Roche is a global pioneer in pharmaceuticals and diagnostics focused on advancing science to improve people's lives. The combined strengths of pharmaceuticals and diagnostics under one roof have made Roche the leader in personalised healthcare - a strategy that aims to fit the right treatment to each patient in the best way possible.
Roche is the world's largest biotech company, with truly differentiated medicines in oncology, immunology, infectious diseases, ophthalmology and diseases of the central nervous system. Roche is also the world leader in in vitro diagnostics and tissue-based cancer diagnostics, and a frontrunner in diabetes management.
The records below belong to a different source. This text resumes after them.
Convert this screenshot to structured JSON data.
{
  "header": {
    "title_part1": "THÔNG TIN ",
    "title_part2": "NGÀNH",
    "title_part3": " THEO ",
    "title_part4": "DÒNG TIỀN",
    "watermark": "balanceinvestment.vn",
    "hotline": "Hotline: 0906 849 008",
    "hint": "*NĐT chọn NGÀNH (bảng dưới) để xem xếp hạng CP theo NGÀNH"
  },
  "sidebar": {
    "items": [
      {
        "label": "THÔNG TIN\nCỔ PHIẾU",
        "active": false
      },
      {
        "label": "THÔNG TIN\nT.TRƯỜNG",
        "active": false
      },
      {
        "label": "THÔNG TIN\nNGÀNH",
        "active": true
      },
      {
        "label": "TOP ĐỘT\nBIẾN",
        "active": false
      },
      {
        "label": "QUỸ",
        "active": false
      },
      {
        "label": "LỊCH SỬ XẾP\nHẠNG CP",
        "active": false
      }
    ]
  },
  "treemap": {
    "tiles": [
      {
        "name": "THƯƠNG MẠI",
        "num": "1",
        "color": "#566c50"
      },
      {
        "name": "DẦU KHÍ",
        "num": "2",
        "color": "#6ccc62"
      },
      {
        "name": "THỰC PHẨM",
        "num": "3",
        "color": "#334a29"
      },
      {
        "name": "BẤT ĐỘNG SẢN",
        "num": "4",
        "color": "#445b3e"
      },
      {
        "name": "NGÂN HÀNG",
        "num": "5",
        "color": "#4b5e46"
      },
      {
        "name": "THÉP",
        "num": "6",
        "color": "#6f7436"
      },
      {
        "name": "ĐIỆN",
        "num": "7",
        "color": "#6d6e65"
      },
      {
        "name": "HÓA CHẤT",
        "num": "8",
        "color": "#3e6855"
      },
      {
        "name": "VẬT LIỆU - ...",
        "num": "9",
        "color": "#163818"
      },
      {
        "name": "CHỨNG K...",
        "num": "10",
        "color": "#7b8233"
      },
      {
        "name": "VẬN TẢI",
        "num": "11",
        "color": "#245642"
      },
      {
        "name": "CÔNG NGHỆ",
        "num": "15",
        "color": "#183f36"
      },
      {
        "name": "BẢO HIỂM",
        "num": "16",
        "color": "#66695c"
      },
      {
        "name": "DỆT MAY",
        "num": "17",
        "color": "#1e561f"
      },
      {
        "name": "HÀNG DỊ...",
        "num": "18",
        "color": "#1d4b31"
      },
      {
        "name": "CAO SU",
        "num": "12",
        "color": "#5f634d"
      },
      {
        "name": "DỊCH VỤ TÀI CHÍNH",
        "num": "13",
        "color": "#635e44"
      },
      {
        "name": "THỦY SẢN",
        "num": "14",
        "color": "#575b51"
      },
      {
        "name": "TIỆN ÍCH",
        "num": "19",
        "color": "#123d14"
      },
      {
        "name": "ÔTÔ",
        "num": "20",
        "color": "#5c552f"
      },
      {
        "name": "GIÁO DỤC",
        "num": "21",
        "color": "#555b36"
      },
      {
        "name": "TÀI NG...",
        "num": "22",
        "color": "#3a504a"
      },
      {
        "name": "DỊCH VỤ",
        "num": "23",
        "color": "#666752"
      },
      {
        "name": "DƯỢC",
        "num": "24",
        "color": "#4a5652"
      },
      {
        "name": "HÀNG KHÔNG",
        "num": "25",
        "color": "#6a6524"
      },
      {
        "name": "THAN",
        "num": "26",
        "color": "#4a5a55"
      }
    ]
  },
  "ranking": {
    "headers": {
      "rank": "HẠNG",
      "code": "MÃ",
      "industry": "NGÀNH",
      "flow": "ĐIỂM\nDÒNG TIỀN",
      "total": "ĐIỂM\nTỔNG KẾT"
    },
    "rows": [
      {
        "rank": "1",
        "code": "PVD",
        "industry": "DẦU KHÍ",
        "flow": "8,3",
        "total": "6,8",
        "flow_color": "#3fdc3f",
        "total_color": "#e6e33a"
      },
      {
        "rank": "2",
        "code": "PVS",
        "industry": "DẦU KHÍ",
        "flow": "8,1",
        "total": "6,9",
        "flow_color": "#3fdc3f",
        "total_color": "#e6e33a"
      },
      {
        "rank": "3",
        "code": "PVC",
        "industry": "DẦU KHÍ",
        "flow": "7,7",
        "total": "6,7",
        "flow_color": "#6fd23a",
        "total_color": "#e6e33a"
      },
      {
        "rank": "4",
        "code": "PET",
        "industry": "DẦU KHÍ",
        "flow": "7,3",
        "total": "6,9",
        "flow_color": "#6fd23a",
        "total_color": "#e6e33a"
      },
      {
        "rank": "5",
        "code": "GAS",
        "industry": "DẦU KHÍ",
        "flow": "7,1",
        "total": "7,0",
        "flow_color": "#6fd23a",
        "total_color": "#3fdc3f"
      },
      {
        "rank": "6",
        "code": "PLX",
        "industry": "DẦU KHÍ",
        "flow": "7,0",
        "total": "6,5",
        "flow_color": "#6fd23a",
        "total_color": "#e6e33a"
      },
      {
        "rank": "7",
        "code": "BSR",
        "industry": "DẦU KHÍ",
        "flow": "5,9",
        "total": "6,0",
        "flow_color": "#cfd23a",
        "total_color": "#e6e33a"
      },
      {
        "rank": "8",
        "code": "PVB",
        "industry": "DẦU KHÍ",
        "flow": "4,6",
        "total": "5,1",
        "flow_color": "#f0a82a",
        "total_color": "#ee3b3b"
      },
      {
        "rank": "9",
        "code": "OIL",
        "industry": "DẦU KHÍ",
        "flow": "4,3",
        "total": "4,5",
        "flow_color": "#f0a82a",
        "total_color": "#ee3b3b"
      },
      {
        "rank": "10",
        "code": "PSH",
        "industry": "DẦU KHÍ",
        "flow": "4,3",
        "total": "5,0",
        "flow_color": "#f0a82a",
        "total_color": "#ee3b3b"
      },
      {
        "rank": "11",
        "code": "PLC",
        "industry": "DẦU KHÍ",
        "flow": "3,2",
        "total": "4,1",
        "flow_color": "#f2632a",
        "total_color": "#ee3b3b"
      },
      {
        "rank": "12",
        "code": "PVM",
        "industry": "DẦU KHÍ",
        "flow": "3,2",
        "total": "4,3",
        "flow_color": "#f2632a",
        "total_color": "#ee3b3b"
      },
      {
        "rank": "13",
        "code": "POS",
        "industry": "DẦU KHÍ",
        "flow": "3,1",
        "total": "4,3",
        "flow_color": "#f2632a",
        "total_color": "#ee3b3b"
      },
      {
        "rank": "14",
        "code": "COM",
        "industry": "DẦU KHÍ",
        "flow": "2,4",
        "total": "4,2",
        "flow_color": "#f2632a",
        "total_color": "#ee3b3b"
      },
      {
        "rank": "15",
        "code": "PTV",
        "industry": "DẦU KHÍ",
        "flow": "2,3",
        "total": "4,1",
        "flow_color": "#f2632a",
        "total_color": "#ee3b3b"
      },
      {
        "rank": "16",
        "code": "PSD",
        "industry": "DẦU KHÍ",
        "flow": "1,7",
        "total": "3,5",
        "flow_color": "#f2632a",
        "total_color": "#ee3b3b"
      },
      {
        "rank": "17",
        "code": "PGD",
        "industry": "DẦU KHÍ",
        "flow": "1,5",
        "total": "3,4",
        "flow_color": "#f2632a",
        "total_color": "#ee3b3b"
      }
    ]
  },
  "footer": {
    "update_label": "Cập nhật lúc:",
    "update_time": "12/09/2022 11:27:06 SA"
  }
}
Founded in 1896, Roche continues to search for better ways to prevent, diagnose and treat diseases and make a sustainable contribution to society. The company also aims to improve patient access to medical innovations by working with all relevant stakeholders. Thirty medicines developed by Roche are included in the World Health Organization Model Lists of Essential Medicines, among them life-saving antibiotics, antimalarials and cancer medicines. Roche has been recognised as the Group Leader in sustainability within the Pharmaceuticals, Biotechnology & Life Sciences Industry nine years in a row by the Dow Jones Sustainability Indices (DJSI).
The Roche Group, headquartered in Basel, Switzerland, is active in over 100 countries and in 2017 employed about 94,000 people worldwide. In 2017, Roche invested CHF 10.4 billion in R&D and posted sales of CHF 53.3 billion. Genentech, in the United States, is a wholly owned member of the Roche Group. Roche is the majority shareholder in Chugai Pharmaceutical, Japan.